Minister of Food
- In office 17 August 1919 – 24 November 1919
- Preceded by: Ferenc Knittelhoffer
- Succeeded by: István Szabó de Nagyatád

Personal details
- Born: 20 October 1878 Esztergom, Austria-Hungary
- Died: 17 June 1952 (aged 73) Vác, Hungary
- Party: Independent
- Profession: Agricultural engineer

= Károly Ereky =

Hungarian politician

Károly Ereky (Karl Ereky; 20 October 1878 – 17 June 1952) was a Hungarian agricultural engineer. The term 'biotechnology' was coined by him in 1919. He is regarded by some as the "father" of biotechnology.

==Early life==
Ereky was born on 18 October 1878 in Esztergom, Hungary, as Károly Wittmann. His father was István Wittmann and his mother Mária Dukai Takách. (Among her relatives was Judit Dukai Takách (1795-1836) who was the first Hungarian female poet.) In 1893 he changed his name to Ereky. He had three brothers: Jenő, Ferenc and István. Ereky finished grammar school at Sümeg and Székesfehérvár.
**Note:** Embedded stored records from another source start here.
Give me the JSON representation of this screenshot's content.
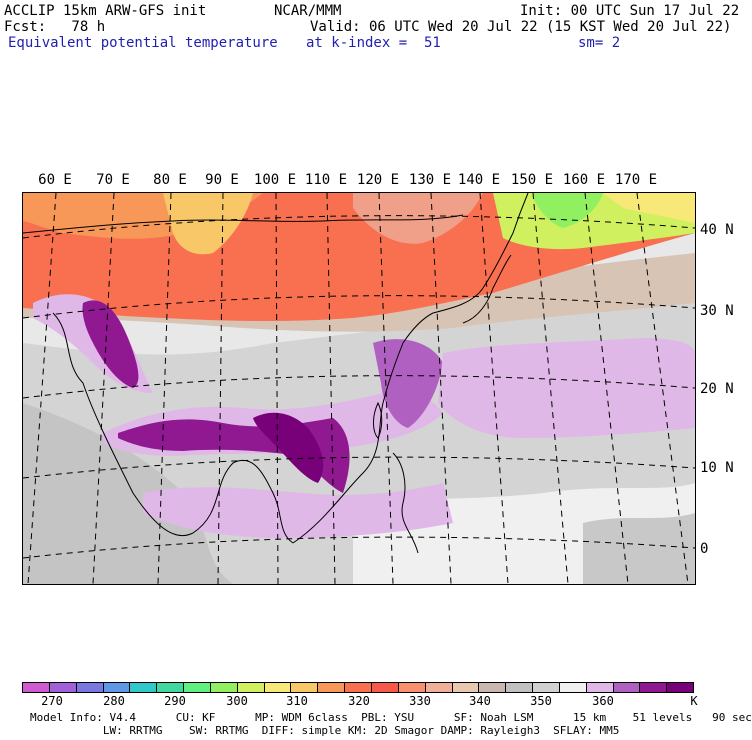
{
  "header": {
    "left_line1": "ACCLIP 15km ARW-GFS init",
    "left_line2": "Fcst:   78 h",
    "left_line3": "Equivalent potential temperature",
    "center_line1": "NCAR/MMM",
    "center_line2": "Valid: 06 UTC Wed 20 Jul 22 (15 KST Wed 20 Jul 22)",
    "center_line3": "at k-index =  51",
    "right_line1": "Init: 00 UTC Sun 17 Jul 22",
    "right_line3": "sm= 2"
  },
  "map": {
    "lon_labels": [
      "60 E",
      "70 E",
      "80 E",
      "90 E",
      "100 E",
      "110 E",
      "120 E",
      "130 E",
      "140 E",
      "150 E",
      "160 E",
      "170 E"
    ],
    "lat_labels": [
      "40 N",
      "30 N",
      "20 N",
      "10 N",
      "0"
    ]
  },
  "colorbar": {
    "colors": [
      "#d05ad0",
      "#a060d8",
      "#7878e0",
      "#6098e8",
      "#30c8c8",
      "#40d8a0",
      "#60f080",
      "#90f060",
      "#d0f060",
      "#f8e878",
      "#f8c868",
      "#f89858",
      "#f87050",
      "#f85848",
      "#f89070",
      "#f0b098",
      "#e8c8b0",
      "#c8b8b0",
      "#c0c0c0",
      "#d0d0d0",
      "#f0f0f0",
      "#e0b8e8",
      "#b060c0",
      "#901890",
      "#780078"
    ],
    "labels": [
      "270",
      "280",
      "290",
      "300",
      "310",
      "320",
      "330",
      "340",
      "350",
      "360",
      "K"
    ]
  },
  "footer": {
    "line1": "Model Info: V4.4      CU: KF      MP: WDM 6class  PBL: YSU      SF: Noah LSM      15 km    51 levels   90 sec",
    "line2": "           LW: RRTMG    SW: RRTMG  DIFF: simple KM: 2D Smagor DAMP: Rayleigh3  SFLAY: MM5"
  }
}
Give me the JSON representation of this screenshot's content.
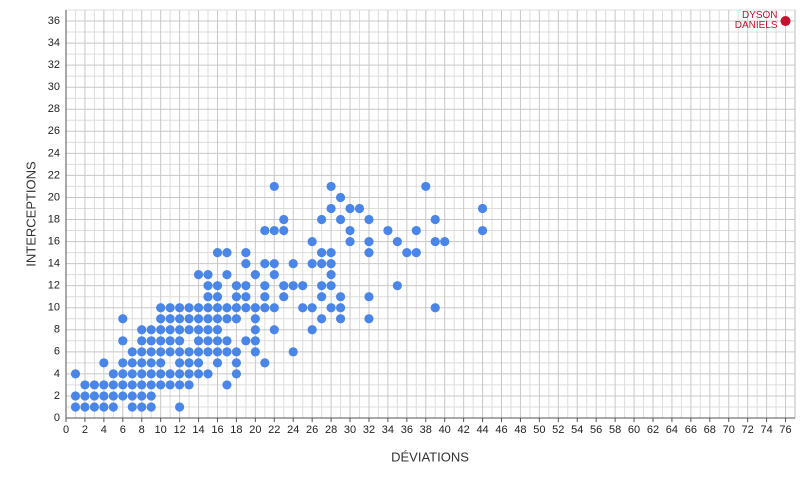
{
  "chart_data": {
    "type": "scatter",
    "xlabel": "DÉVIATIONS",
    "ylabel": "INTERCEPTIONS",
    "color": "#4a86e8",
    "x": [
      1,
      1,
      1,
      2,
      2,
      2,
      3,
      3,
      3,
      4,
      4,
      4,
      4,
      5,
      5,
      5,
      5,
      6,
      6,
      6,
      6,
      6,
      6,
      7,
      7,
      7,
      7,
      7,
      7,
      8,
      8,
      8,
      8,
      8,
      8,
      8,
      8,
      9,
      9,
      9,
      9,
      9,
      9,
      9,
      9,
      10,
      10,
      10,
      10,
      10,
      10,
      10,
      10,
      11,
      11,
      11,
      11,
      11,
      11,
      11,
      12,
      12,
      12,
      12,
      12,
      12,
      12,
      12,
      12,
      13,
      13,
      13,
      13,
      13,
      13,
      13,
      14,
      14,
      14,
      14,
      14,
      14,
      14,
      14,
      15,
      15,
      15,
      15,
      15,
      15,
      15,
      15,
      15,
      16,
      16,
      16,
      16,
      16,
      16,
      16,
      16,
      16,
      17,
      17,
      17,
      17,
      17,
      17,
      17,
      18,
      18,
      18,
      18,
      18,
      18,
      18,
      19,
      19,
      19,
      19,
      19,
      19,
      20,
      20,
      20,
      20,
      20,
      20,
      21,
      21,
      21,
      21,
      21,
      21,
      22,
      22,
      22,
      22,
      22,
      22,
      23,
      23,
      23,
      23,
      24,
      24,
      24,
      25,
      25,
      26,
      26,
      26,
      26,
      27,
      27,
      27,
      27,
      27,
      27,
      28,
      28,
      28,
      28,
      28,
      28,
      28,
      29,
      29,
      29,
      29,
      29,
      30,
      30,
      30,
      31,
      32,
      32,
      32,
      32,
      32,
      34,
      35,
      35,
      36,
      37,
      37,
      38,
      39,
      39,
      39,
      40,
      44,
      44
    ],
    "values": [
      4,
      2,
      1,
      3,
      2,
      1,
      3,
      2,
      1,
      5,
      3,
      2,
      1,
      4,
      3,
      2,
      1,
      9,
      7,
      5,
      4,
      3,
      2,
      6,
      5,
      4,
      3,
      2,
      1,
      8,
      7,
      6,
      5,
      4,
      3,
      2,
      1,
      8,
      7,
      6,
      5,
      4,
      3,
      2,
      1,
      10,
      9,
      8,
      7,
      6,
      5,
      4,
      3,
      10,
      9,
      8,
      7,
      6,
      4,
      3,
      10,
      9,
      8,
      7,
      6,
      5,
      4,
      3,
      1,
      10,
      9,
      8,
      6,
      5,
      4,
      3,
      13,
      10,
      9,
      8,
      7,
      6,
      5,
      4,
      13,
      12,
      11,
      10,
      9,
      8,
      7,
      6,
      4,
      15,
      12,
      11,
      10,
      9,
      8,
      7,
      6,
      5,
      15,
      13,
      10,
      9,
      7,
      6,
      3,
      12,
      11,
      10,
      9,
      6,
      5,
      4,
      15,
      14,
      12,
      11,
      10,
      7,
      13,
      10,
      9,
      8,
      7,
      6,
      17,
      14,
      12,
      11,
      10,
      5,
      21,
      17,
      14,
      13,
      10,
      8,
      18,
      17,
      12,
      11,
      14,
      12,
      6,
      12,
      10,
      16,
      14,
      10,
      8,
      18,
      15,
      14,
      12,
      11,
      9,
      21,
      19,
      15,
      14,
      13,
      12,
      10,
      20,
      18,
      11,
      10,
      9,
      19,
      17,
      16,
      19,
      18,
      16,
      15,
      11,
      9,
      17,
      16,
      12,
      15,
      17,
      15,
      21,
      18,
      16,
      10,
      16,
      19,
      17
    ],
    "highlight": {
      "label": "DYSON DANIELS",
      "x": 76,
      "y": 36,
      "color": "#c8102e"
    },
    "xlim": [
      0,
      77
    ],
    "ylim": [
      0,
      37
    ],
    "xticks": [
      0,
      2,
      4,
      6,
      8,
      10,
      12,
      14,
      16,
      18,
      20,
      22,
      24,
      26,
      28,
      30,
      32,
      34,
      36,
      38,
      40,
      42,
      44,
      46,
      48,
      50,
      52,
      54,
      56,
      58,
      60,
      62,
      64,
      66,
      68,
      70,
      72,
      74,
      76
    ],
    "yticks": [
      0,
      2,
      4,
      6,
      8,
      10,
      12,
      14,
      16,
      18,
      20,
      22,
      24,
      26,
      28,
      30,
      32,
      34,
      36
    ],
    "grid": true
  }
}
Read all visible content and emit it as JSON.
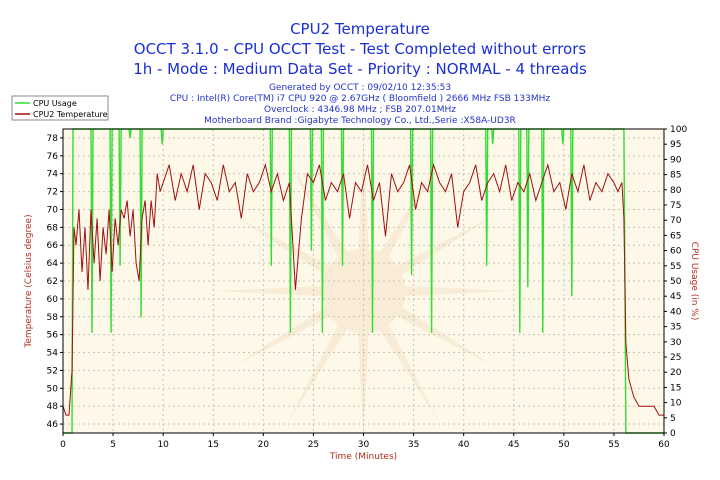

He attended the Technical University of Budapest and in 1900 received a degree in technical engineering.

There may be a family connection between Ereky and compatriot Franz Wittmann, prominent electrical engineer and inventor of the Wittmann-oscilloscope.

==Career==
He then worked as machine designer for several paper and food industry companies in Vienna, Austria, until 1905. He moved to Budapest and became an assistant professor in József
Technical University. In 1919 he became the Hungarian Minister of Food. He wrote over one hundred publications which were written in Hungarian and published in German. Ereky was also proficient in speaking both German and English.

In 1922 he wrote a book on the mechanisms of chlorophyll and how it can be used for animal feeding.
In 1925 he wrote a book on leaf proteins as a possible food source which he also promoted as a commercial product.

===Biotechnology===

Ereky coined the word "biotechnology" in Hungary during 1919 in a book he published in Berlin called Biotechnologie der Fleisch-, Fett- und Milcherzeugung im landwirtschaftlichen Grossbetriebe (Biotechnology of Meat, Fat and Milk Production in an Agricultural Large-Scale Farm) where he described a technology based on converting raw materials into a more useful product. He built a slaughterhouse for a thousand pigs and also a fattening farm with space for 50,000 pigs, raising over 100,000 pigs a year. The enterprise was enormous, becoming one of the largest and most profitable meat and fat operations in the world. Ereky further developed a theme that would be reiterated through the 20th century: biotechnology could provide solutions to societal crises, such as food and energy shortages. For Ereky, the term "biotechnology" indicated the process by which raw materials could be biologically upgraded into socially useful products.

The book sold several thousand copies within few weeks in Germany. In 1921 the book was translated into Dutch.

==After WWII and death==
On 19 September 1946, Ereky was sent to prison in Vác for 12 years by People's Tribunal for his counter-revolutionary role in Hungary. He died in prison on 17 June 1952 at the age of 74.